Status experts grumble at Just Eat making couriers self-employed
A reported decision by Just Eat to lay off 1,700 of its UK workforce as part of a move to swap out 'workers' with self-employed couriers is worrying freelancing experts.
In fact, three such experts told FreelanceUK yesterday that they fear the takeaway-delivery firm is making the redundancies to re-categorise its workforce solely on the grounds of costs.
'Won't be entitled to employment rights'
That’s because as one of the experts, Seb Maley of Qdos pointed out, as self-employed individuals, Just Eat’s new couriers “won’t be entitled to statutory employment rights.”
Not having to grant individuals with these enshrined worker rights, which include paid sick leave and holiday pay, is easier and less costly for end-users.
And it’s likely Just Eat is aware of exactly how much of a saving it could yield, as another of the experts, Julia Kermode of IWORK, says she understands the couriers were freelancers initially.
'Status shouldn't be determined based on potential financial difficulties'
But “employment status shouldn’t be determined based on the potential financial difficulties” of the end-user, said Kermode, referring to losses for Just Eat hitting a reported £5billion.
Formerly CEO of the Freelancer & Contractor Services Association, and speaking generally, she added: “[Status] should be determined on the facts of the engagement.
“If it’s not genuine self-employment, then [due to the lack of rights afforded to self-employed individuals] it’s exploitation – simple as that.”
'Business decision by Just Eat, driven by profits'
But for Just Eat, which spoke to the Guardian of “reorganising and simplifying” to improve “efficiency,” following its orders in the UK dropping by 10% last year, the rationale for its reclassification probably is simple.
“This is a business decision, no doubt driven by profits, to take the couriers back to self-employed status,” ReLegal Consulting told FreelanceUK.
The legal firm’s Rebecca Seeley Harris surmised that Just Eat is possibly ‘following the example’ of its rival Deliveroo, whose workers have not been able to secure ‘worker’ status, despite repeatedly trying.
'Risk worth taking'
Seeley Harris added last night: “The Independent Workers Union of Great Britain is taking the Deliveroo case to the Supreme Court…but, IWGB kept losing [its bid to have Deliveroo riders recognised as workers.]
“So what Just Eat is reportedly doing is a big risk. But based on the Deliveroo case, Just Eat probably feels emboldened to give it a go…[as a risk] worth taking.”
In a decision that serves to underline that risk, Amazon yesterday had its application refused, after the retailer tried to quash claims by its self-employed drivers that they deserve employee rights.
'Jumping to conclusions'
At IWORK, where Kermode is CEO, there was an acknowledgement last night that without knowing the terms of their engagements, "jumping to conclusions" about the status of people working for Just Eat, or Amazon, would be ill-advised.

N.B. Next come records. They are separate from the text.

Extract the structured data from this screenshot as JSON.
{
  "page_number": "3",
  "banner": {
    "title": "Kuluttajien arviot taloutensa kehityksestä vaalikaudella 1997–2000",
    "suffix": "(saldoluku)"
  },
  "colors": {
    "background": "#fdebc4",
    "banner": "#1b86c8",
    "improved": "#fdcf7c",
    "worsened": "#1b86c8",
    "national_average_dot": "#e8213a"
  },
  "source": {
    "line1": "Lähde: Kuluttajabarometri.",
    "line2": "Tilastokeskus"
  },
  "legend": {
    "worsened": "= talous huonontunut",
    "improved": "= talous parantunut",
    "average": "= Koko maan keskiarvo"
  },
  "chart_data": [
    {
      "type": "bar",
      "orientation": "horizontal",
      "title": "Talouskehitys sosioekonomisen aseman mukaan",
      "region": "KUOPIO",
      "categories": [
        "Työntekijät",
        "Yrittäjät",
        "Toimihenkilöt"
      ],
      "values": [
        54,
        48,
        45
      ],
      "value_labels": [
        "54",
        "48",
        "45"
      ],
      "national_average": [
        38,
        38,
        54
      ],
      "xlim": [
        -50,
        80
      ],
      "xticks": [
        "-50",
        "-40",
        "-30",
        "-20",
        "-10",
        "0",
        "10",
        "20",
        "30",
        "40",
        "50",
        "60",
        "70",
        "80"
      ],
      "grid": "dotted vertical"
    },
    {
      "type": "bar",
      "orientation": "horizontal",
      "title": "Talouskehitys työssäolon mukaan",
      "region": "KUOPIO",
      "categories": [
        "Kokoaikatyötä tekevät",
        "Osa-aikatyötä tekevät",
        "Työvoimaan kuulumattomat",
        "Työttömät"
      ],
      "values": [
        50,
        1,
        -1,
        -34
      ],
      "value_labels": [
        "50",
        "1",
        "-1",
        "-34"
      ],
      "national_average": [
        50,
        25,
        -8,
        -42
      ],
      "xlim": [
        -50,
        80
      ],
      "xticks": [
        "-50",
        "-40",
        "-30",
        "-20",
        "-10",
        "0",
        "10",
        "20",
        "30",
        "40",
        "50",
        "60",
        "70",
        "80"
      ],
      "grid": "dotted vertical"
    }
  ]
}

“But you only need to look across the 'gig economy' to see how many of these workers want and need employment rights,” she said.
'Rigorous status assessment'
At Qdos, where Mr Maley is CEO, the thinking is that a “rigorous status assessment” of the couriers’ contracts and working practices is the ultimate way to establish if Just Eat is correct to engage them on a self-employed basis.
“The criteria for determining employment status mirrors that of IR35 status,” he said.
“And for these couriers to be genuinely self-employed, they should, in theory, control how they provide the service, should not be obliged to work a certain number of hours or days and ultimately, shouldn’t be subject to the same regulations and rules as Just Eat employees.”